At 10:35 am Singapore time (0235 GMT), May ICE Brent crude futures rose $1.26/b (2.43%) from Monday's settle to $53.16/b, while the NYMEX April light sweet crude contract rose $1.28/b (2.74%) to $48.03b.
"The air is rife with expectations that G-7 finance ministers and central bankers will move to prop up financial markets and that OPEC will tighten the reigns on supplies in response to the virus-driven demand shock," AxiCorp's chief market strategist Stephen Innes said Tuesday.

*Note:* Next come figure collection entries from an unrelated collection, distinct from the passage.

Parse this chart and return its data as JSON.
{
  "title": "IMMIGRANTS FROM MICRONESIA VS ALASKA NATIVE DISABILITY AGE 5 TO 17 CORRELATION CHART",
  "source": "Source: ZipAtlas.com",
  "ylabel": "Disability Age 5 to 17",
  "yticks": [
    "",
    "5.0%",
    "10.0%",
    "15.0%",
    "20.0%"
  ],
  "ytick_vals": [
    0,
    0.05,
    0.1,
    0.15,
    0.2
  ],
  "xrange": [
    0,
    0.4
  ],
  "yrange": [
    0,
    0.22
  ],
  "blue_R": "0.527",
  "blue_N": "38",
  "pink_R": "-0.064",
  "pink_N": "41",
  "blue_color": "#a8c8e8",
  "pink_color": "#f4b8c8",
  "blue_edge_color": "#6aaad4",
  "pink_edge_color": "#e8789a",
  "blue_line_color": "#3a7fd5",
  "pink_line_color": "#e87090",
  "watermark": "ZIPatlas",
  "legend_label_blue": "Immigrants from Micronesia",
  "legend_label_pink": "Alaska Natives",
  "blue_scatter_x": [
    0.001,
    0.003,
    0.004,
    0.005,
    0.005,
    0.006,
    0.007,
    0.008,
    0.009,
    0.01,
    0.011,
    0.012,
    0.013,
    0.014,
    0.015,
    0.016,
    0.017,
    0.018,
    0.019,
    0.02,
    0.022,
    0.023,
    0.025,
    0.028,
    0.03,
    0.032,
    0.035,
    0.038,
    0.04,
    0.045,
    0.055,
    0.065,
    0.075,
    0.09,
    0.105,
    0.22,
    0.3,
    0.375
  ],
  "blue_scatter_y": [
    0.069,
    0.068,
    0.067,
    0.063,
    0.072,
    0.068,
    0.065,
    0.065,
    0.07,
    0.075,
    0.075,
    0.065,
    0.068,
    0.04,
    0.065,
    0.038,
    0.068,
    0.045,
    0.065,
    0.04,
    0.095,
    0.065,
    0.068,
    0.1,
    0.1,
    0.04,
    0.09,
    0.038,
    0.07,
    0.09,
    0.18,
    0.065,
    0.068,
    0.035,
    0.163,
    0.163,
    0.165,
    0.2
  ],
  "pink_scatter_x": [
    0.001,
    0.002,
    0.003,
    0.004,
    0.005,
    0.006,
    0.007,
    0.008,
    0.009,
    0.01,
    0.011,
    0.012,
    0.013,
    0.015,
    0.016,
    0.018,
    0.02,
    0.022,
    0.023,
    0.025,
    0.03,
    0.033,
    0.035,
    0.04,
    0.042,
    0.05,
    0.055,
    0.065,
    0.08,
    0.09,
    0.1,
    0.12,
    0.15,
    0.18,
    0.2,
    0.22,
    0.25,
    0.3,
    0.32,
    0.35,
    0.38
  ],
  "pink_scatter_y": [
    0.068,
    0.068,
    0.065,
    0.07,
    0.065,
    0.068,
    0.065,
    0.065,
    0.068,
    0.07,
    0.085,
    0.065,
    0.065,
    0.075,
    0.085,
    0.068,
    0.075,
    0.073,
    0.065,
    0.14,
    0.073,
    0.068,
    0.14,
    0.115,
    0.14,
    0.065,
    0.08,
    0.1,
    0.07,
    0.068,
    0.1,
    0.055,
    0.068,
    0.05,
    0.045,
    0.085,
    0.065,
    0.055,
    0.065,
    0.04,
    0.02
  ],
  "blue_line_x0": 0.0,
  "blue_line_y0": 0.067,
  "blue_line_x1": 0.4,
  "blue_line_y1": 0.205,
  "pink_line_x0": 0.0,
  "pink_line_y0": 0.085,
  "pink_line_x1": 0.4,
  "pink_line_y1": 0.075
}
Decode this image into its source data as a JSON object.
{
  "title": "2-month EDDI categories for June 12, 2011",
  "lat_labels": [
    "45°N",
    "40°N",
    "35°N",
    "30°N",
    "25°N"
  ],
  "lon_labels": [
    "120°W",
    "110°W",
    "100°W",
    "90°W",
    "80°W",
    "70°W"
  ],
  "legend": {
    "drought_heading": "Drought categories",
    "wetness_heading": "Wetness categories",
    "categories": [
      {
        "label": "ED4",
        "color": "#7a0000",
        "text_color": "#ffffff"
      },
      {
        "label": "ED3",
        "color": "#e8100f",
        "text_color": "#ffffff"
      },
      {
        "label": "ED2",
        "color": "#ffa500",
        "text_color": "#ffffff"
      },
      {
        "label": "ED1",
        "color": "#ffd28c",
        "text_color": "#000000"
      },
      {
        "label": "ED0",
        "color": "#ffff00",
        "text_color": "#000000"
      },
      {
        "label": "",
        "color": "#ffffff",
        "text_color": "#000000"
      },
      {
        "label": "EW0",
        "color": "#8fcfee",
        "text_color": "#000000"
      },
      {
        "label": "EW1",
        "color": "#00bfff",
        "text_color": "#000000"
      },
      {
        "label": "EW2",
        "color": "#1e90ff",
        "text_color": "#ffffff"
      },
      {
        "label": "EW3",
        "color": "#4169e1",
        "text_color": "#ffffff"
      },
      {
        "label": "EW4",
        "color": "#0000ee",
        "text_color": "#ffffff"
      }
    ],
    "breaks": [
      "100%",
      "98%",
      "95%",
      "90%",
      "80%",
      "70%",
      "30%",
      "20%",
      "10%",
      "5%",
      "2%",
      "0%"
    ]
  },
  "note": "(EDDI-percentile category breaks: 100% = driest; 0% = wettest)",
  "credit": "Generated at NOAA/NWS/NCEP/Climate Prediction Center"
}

G7 finance ministers are expected to hold a conference call later to discuss measures to deal with the economic impact of the COVID-19 outbreak, according to media reports.
The OPEC+ group is scheduled to meet later this week in Vienna to discuss the future of its current 1.7 million b/d supply cut agreement, which expires at the end of March.
The group is weighing the recommendation to cut its quotas by another 600,000 b/d, in light of the overall weakness in the outlook for demand due to the global spread of COVID-19.
"Russia has been so far reluctant to discuss further output cuts, saying it wants to wait and see the impact of COVID-19 on demand," ANZ analysts said Tuesday.
"However, with prices now below the Russian central bank's budgeted level of USD$55/b, there are hopes they will be more willing to support the market to protect President Putin's aggressive spending program," the analysts added.
Nonetheless, the growing spread of COVID-19 outside China remains a cap on market recovery.
"Investors' confidence is slated to stay depressed as more COVID-19 cases were seen across the globe, led by Iran and South Korea," UOB analysts said Tuesday.
The global economy will grow by 2.4% in its "best case scenario" for the year ahead, down from its previous 2.9% estimate, added the UOB analysts, citing estimates from the Organization for Economic Cooperation and Development.